Elektromobilität auf der IAA: Der chinesische Vorstoß kommt für deutsche Autobauer zum ungünstigen Zeitpunkt

Konkurrenten aus China präsentieren bei der IAA Elektroautos in allen Preisklassen. Die deutschen Hersteller sind schwer unter Druck – 2023 könnte ein epochales Wendejahr für die hiesige Branche werden.

Ein Kommentar von Henrik Mortsiefer

In den 1970er Jahren kamen die Japaner. Toyota, Nissan und Honda lehrten die deutschen Autohersteller mit effizienten Fabriken und aggressiven Preisen das Fürchten. In den 1990er Jahren folgten die Koreaner. Hyundai und Kia wuchsen mit kleinen, gut ausgestatteten Autos zu einer Größe. 2008 verkaufte Tesla sein erstes Elektroauto in Deutschland. Der US-Hersteller machte BMW, Mercedes und Volkswagen Beine bei der Elektromobilität.
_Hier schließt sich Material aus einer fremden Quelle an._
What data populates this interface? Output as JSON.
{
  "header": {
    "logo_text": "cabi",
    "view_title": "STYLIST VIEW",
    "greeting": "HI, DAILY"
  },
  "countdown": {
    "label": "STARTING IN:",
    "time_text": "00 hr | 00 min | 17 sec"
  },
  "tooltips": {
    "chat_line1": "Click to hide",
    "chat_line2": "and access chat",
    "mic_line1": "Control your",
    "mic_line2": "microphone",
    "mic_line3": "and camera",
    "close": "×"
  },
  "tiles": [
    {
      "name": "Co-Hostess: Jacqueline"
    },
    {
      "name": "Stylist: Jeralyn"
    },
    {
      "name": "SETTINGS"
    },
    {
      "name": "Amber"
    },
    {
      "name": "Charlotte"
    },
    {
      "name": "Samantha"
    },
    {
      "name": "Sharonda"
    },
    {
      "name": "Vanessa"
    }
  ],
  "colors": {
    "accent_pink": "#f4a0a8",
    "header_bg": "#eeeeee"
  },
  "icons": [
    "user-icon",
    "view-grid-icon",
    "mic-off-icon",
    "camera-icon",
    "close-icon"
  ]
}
Und jetzt die Chinesen. Auf der Automobilausstellung in München, die nun IAA Mobility heißt, zeigen ab Dienstag Hersteller wie BYD, MG oder Nio, was sie können: Sie präsentieren moderne Elektroautos in allen Preisklassen, in Europa designt, mit europäischen Zuliefer-Zutaten entwickelt, in China produziert.

Die automobile Geschichte zeigt, dass Wettbewerb gut ist – für die Entfaltung der eigenen Leistungs- und Innovationsbereitschaft und fürs Geschäft. Die deutschen Autokonzerne und ihre Zulieferer sind in der Auseinandersetzung mit Asiaten und Tesla in den vergangenen 50 Jahren besser geworden. Autos „made in Germany“ gelten weltweit immer noch als Referenz für Qualität und Ingenieurskunst. Noch.

Der Vorstoß der Chinesen kommt zu einem ungünstigen Zeitpunkt. Statt von den Stärken der Deutschen ist allenthalben von ihren Schwächen, ihrer Verwundbarkeit die Rede. Chinesisches Selbstbewusstsein trifft auf deutsche Verzagtheit. BMW, Mercedes und Volkswagen werden in München alles tun, um diesen Eindruck zu zerstreuen.

Aber ihre Neuheiten-Show und das Nachhaltigkeits-Getrommel werden die Probleme, mit denen sie sich herumschlagen müssen, nicht vergessen machen. 2023 könnte ein epochales Wendejahr für die deutsche Autoindustrie markieren. Denn es geht diesmal nicht nur um Effizienz, Preise, Modelle oder Antriebsarten. Es geht um alles zugleich: fragile Wertschöpfungsketten, knappe Rohstoffe, technologische Standards und hohe Kosten, gefährdete Märkte, industrie- und geopolitische Rahmenbedingungen, den Klimawandel.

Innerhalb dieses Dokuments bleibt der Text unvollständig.